The competing aims are generating some tangible obstacles. The machinery of government change indicates this was very much an FCO takeover of DfID which had practical difficulties of two sets of departments struggling to work harmoniously. The resulting relative deprioritisation of development, in practice, has led to former DfID staff feeling demotivated, as they are having to cut development programmes to make way for foreign affairs initiatives. The department is subsequently haemorrhaging skilled development staff, and therefore compounding the FCDO’s inability (or unwillingness) to prioritise tangible development goals.  

The FCDO’s priorities can be seen in the recently published International Development Strategy. The Strategy revisits the UK’s approach to international development in light of a renewed geopolitical contest for influence and is threatening the principles of free markets, free speech, and shared technology. It focuses on aspects of investment, humanitarian assistance and green priorities. Compared to previous International Development strategies, this new strategy demonstrates a policy shift towards trade and economic relationships with developing countries as the Government looks to position the UK as outward-looking in a post-Brexit world. This consolidates the movement from the usual development projects that involve aspects such as improving health, increasing vaccines’ availability and providing clear water, whose objectives and aims are ‘on the ground’ and easily quantifiable, to a more influence and soft power-based approach, which is increasingly aligned to a conventional foreign affairs approach, rather than a development programme. 

Funding remains an issue for any department. Under its UN commitment, the UK should spend 0.7% of its Gross National Income (GNI) on Overseas Development Assistance (ODA).

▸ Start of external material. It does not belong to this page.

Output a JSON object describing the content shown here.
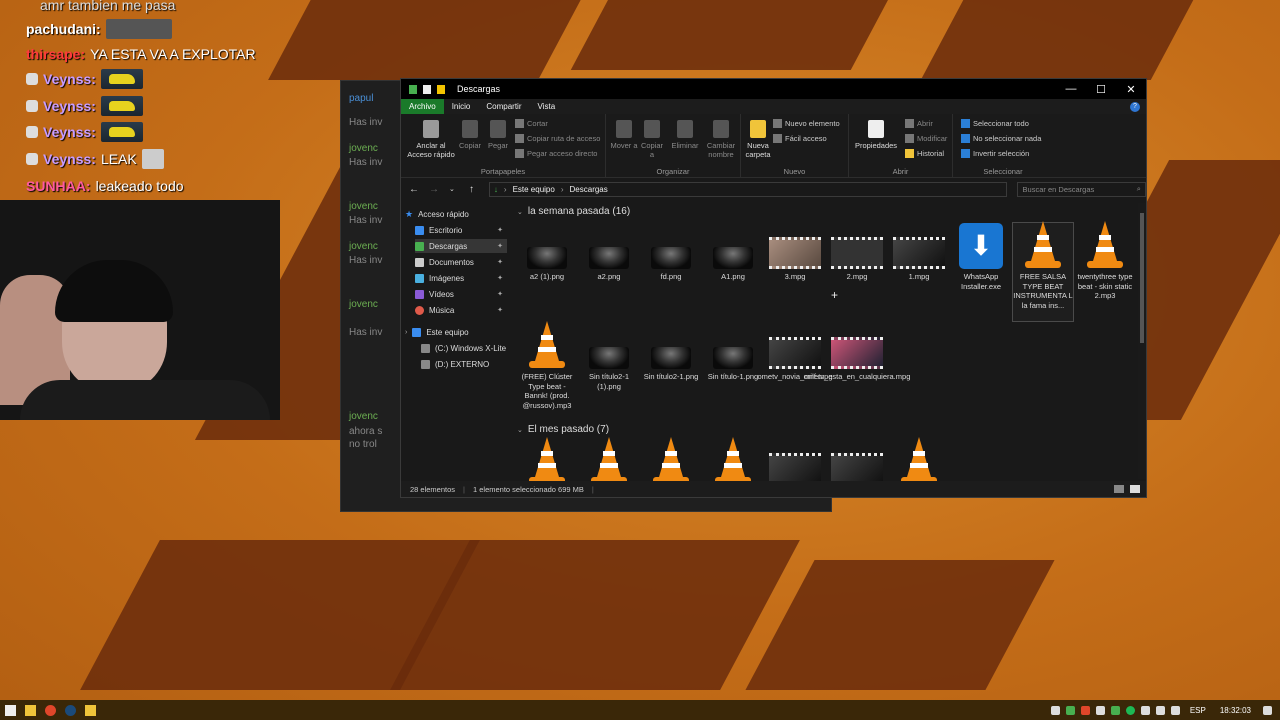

However, due to economic pressures caused by the pandemic, the Government announced in 2021 that this value would drop to 0.5% of GNI. Whilst the Government did announce at the last Budget that by 2024-2025, the spending on ODA will go back to 0.7% of GNI, the looming risk of a recession may delay this further. 

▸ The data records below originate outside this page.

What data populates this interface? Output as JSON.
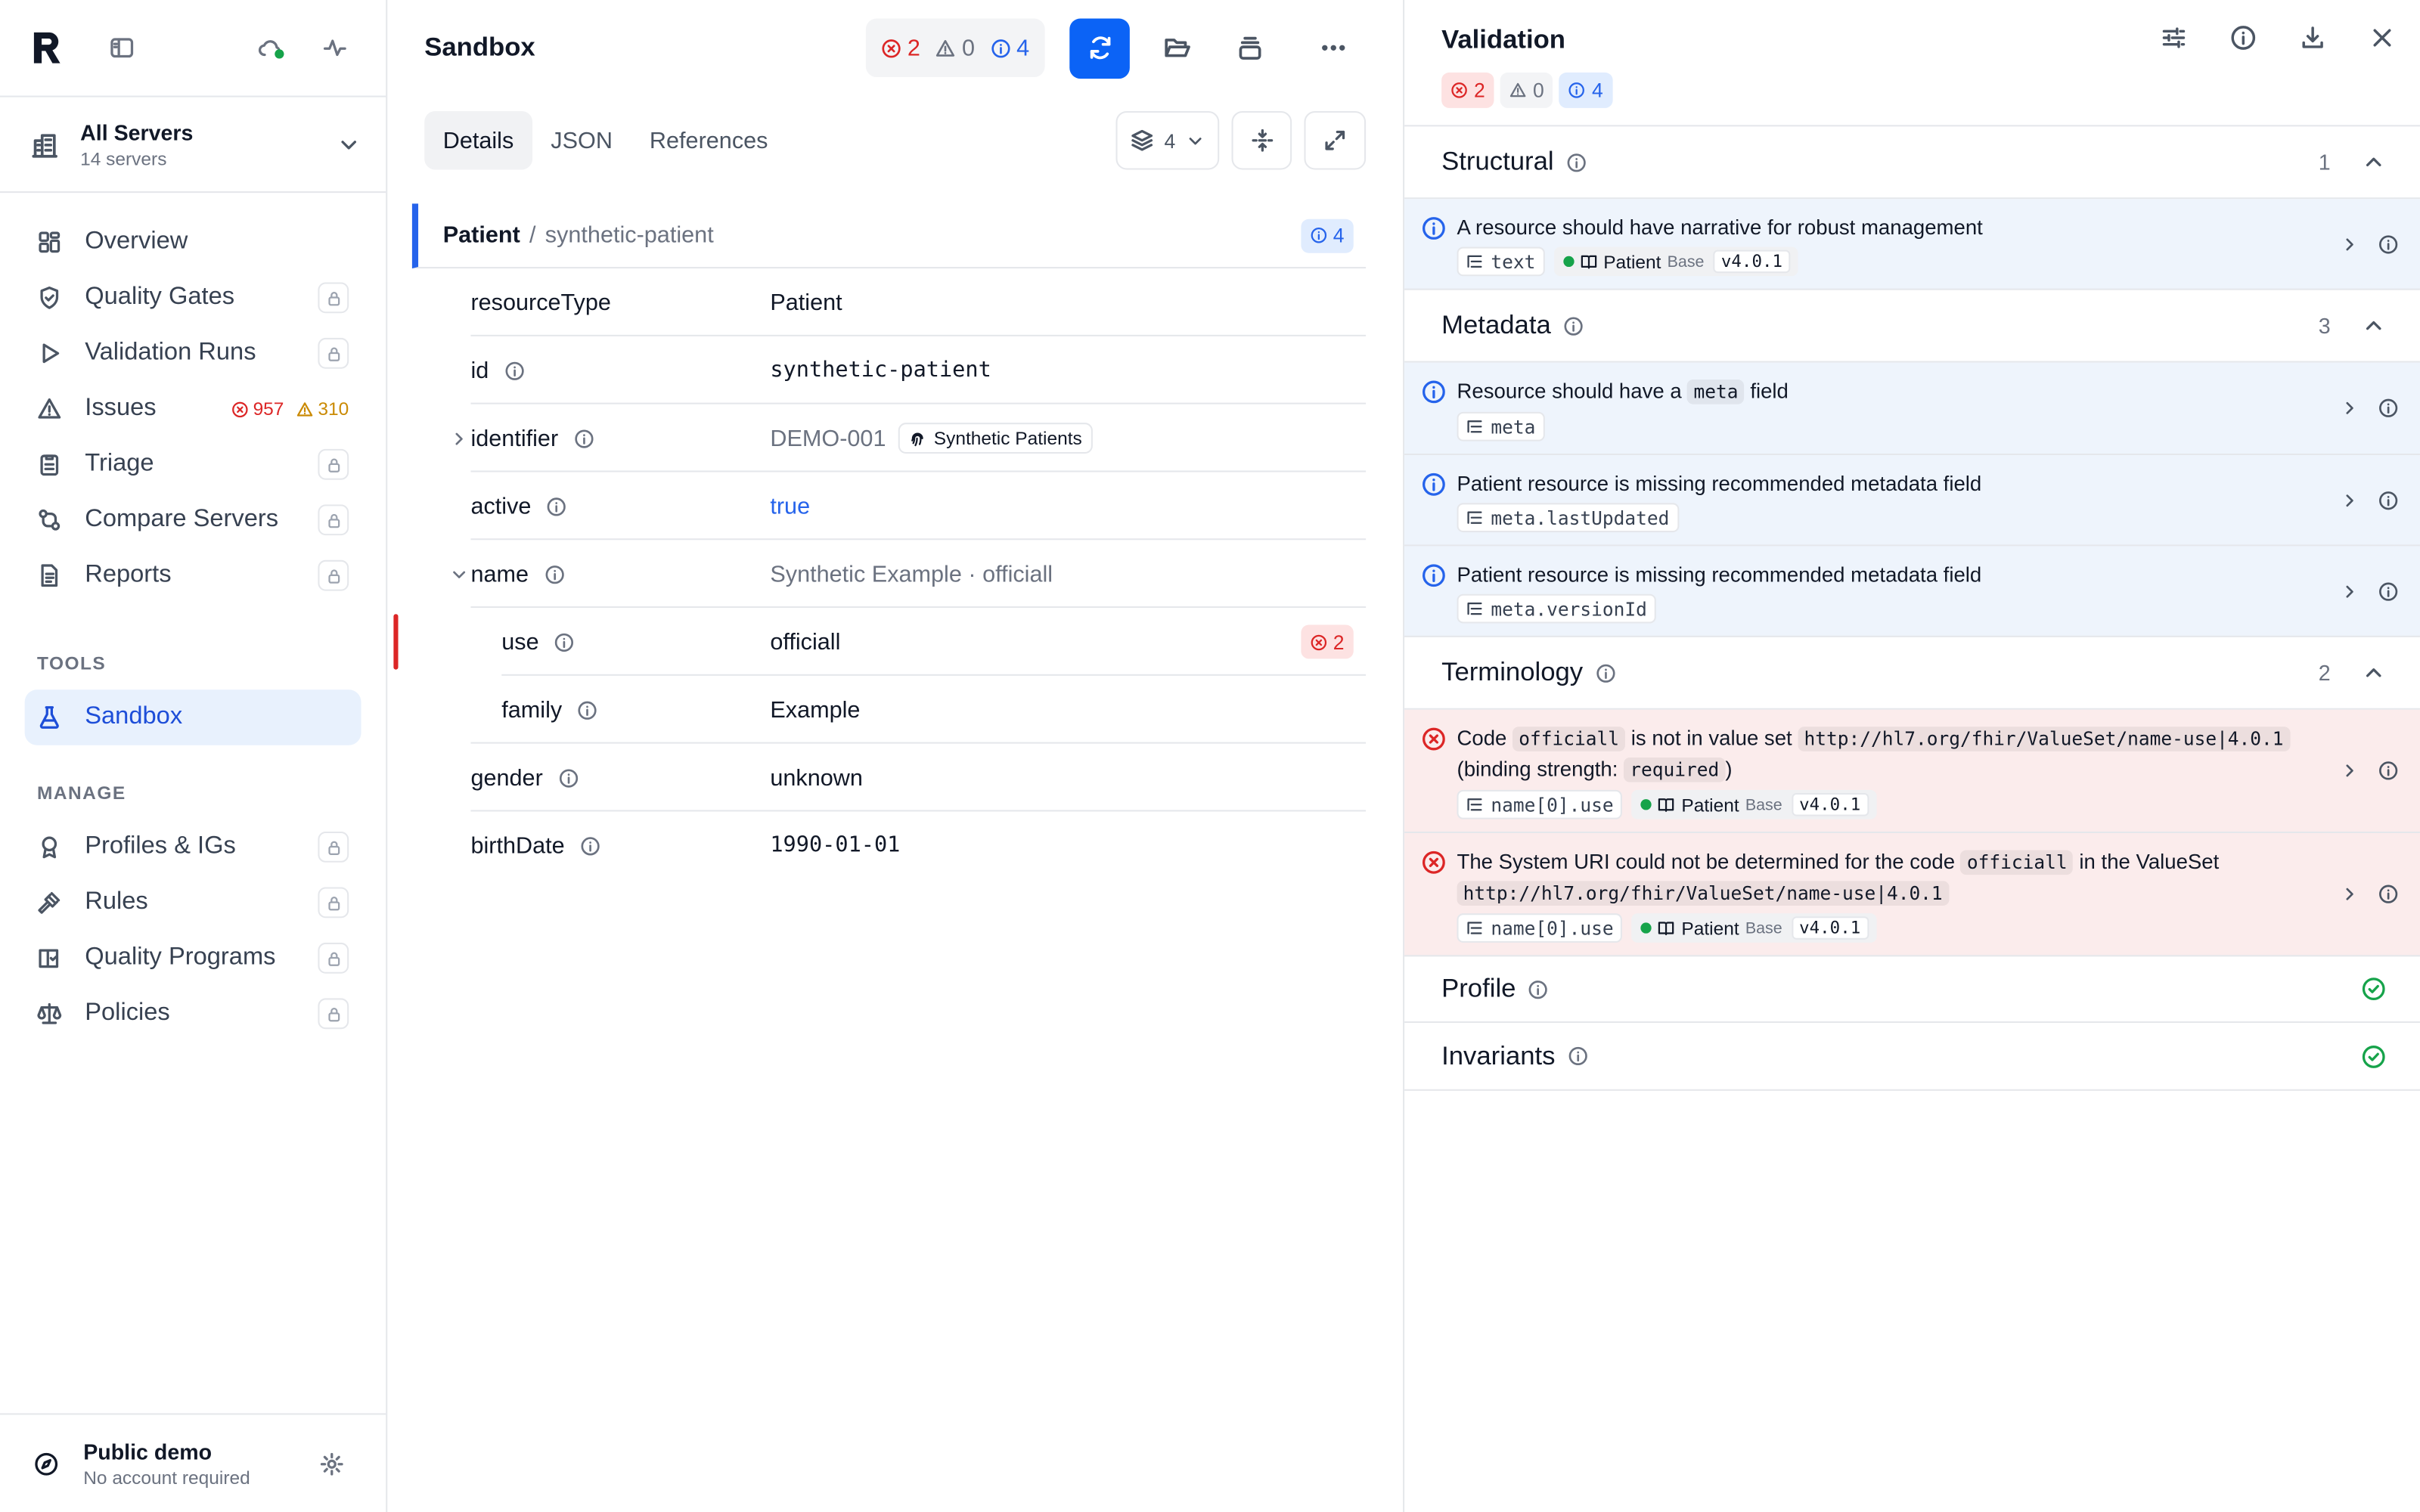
{
  "sidebar": {
    "server": {
      "name": "All Servers",
      "count": "14 servers"
    },
    "nav": [
      {
        "label": "Overview"
      },
      {
        "label": "Quality Gates"
      },
      {
        "label": "Validation Runs"
      },
      {
        "label": "Issues",
        "errors": "957",
        "warnings": "310"
      },
      {
        "label": "Triage"
      },
      {
        "label": "Compare Servers"
      },
      {
        "label": "Reports"
      }
    ],
    "tools_label": "TOOLS",
    "tools": [
      {
        "label": "Sandbox"
      }
    ],
    "manage_label": "MANAGE",
    "manage": [
      {
        "label": "Profiles & IGs"
      },
      {
        "label": "Rules"
      },
      {
        "label": "Quality Programs"
      },
      {
        "label": "Policies"
      }
    ],
    "account": {
      "title": "Public demo",
      "subtitle": "No account required"
    }
  },
  "main": {
    "title": "Sandbox",
    "counts": {
      "errors": "2",
      "warnings": "0",
      "info": "4"
    },
    "tabs": [
      "Details",
      "JSON",
      "References"
    ],
    "layers_count": "4",
    "resource": {
      "type": "Patient",
      "sep": "/",
      "id": "synthetic-patient",
      "info_count": "4"
    },
    "fields": {
      "resourceType": {
        "key": "resourceType",
        "value": "Patient"
      },
      "id": {
        "key": "id",
        "value": "synthetic-patient"
      },
      "identifier": {
        "key": "identifier",
        "value": "DEMO-001",
        "tag": "Synthetic Patients"
      },
      "active": {
        "key": "active",
        "value": "true"
      },
      "name": {
        "key": "name",
        "value": "Synthetic Example · officiall"
      },
      "use": {
        "key": "use",
        "value": "officiall",
        "errors": "2"
      },
      "family": {
        "key": "family",
        "value": "Example"
      },
      "gender": {
        "key": "gender",
        "value": "unknown"
      },
      "birthDate": {
        "key": "birthDate",
        "value": "1990-01-01"
      }
    }
  },
  "panel": {
    "title": "Validation",
    "counts": {
      "errors": "2",
      "warnings": "0",
      "info": "4"
    },
    "groups": {
      "structural": {
        "title": "Structural",
        "count": "1",
        "issues": [
          {
            "message": "A resource should have narrative for robust management",
            "path": "text",
            "profile": "Patient",
            "base": "Base",
            "version": "v4.0.1"
          }
        ]
      },
      "metadata": {
        "title": "Metadata",
        "count": "3",
        "issues": [
          {
            "pre": "Resource should have a",
            "code": "meta",
            "post": "field",
            "path": "meta"
          },
          {
            "message": "Patient resource is missing recommended metadata field",
            "path": "meta.lastUpdated"
          },
          {
            "message": "Patient resource is missing recommended metadata field",
            "path": "meta.versionId"
          }
        ]
      },
      "terminology": {
        "title": "Terminology",
        "count": "2",
        "issues": [
          {
            "p1": "Code",
            "c1": "officiall",
            "p2": "is not in value set",
            "c2": "http://hl7.org/fhir/ValueSet/name-use|4.0.1",
            "p3": "(binding strength:",
            "c3": "required",
            "p4": ")",
            "path": "name[0].use",
            "profile": "Patient",
            "base": "Base",
            "version": "v4.0.1"
          },
          {
            "p1": "The System URI could not be determined for the code",
            "c1": "officiall",
            "p2": "in the ValueSet",
            "c2": "http://hl7.org/fhir/ValueSet/name-use|4.0.1",
            "path": "name[0].use",
            "profile": "Patient",
            "base": "Base",
            "version": "v4.0.1"
          }
        ]
      },
      "profile": {
        "title": "Profile"
      },
      "invariants": {
        "title": "Invariants"
      }
    }
  },
  "colors": {
    "accent": "#0b63f6",
    "error": "#dc2626",
    "warning": "#ca8a04",
    "info": "#2563eb",
    "success": "#16a34a",
    "active_nav_bg": "#e8f1fd"
  }
}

Of course, the most imminent challenge that, for some, will ‘make or break’ the FCDO is the current conflict in Ukraine. Following the FCDO’s disastrous handling of the Afghanistan withdrawal, attention will be on its response to Ukraine which not only has a tangible foreign policy element in protecting national security, but the more human element of the resultant refugee crisis. With the Home Office already facing criticism for its approach to Ukraine refugees, only time will tell how effective the far-from aligned FCDO will be in stepping up to the most significant foreign affairs and development challenge of the century so far.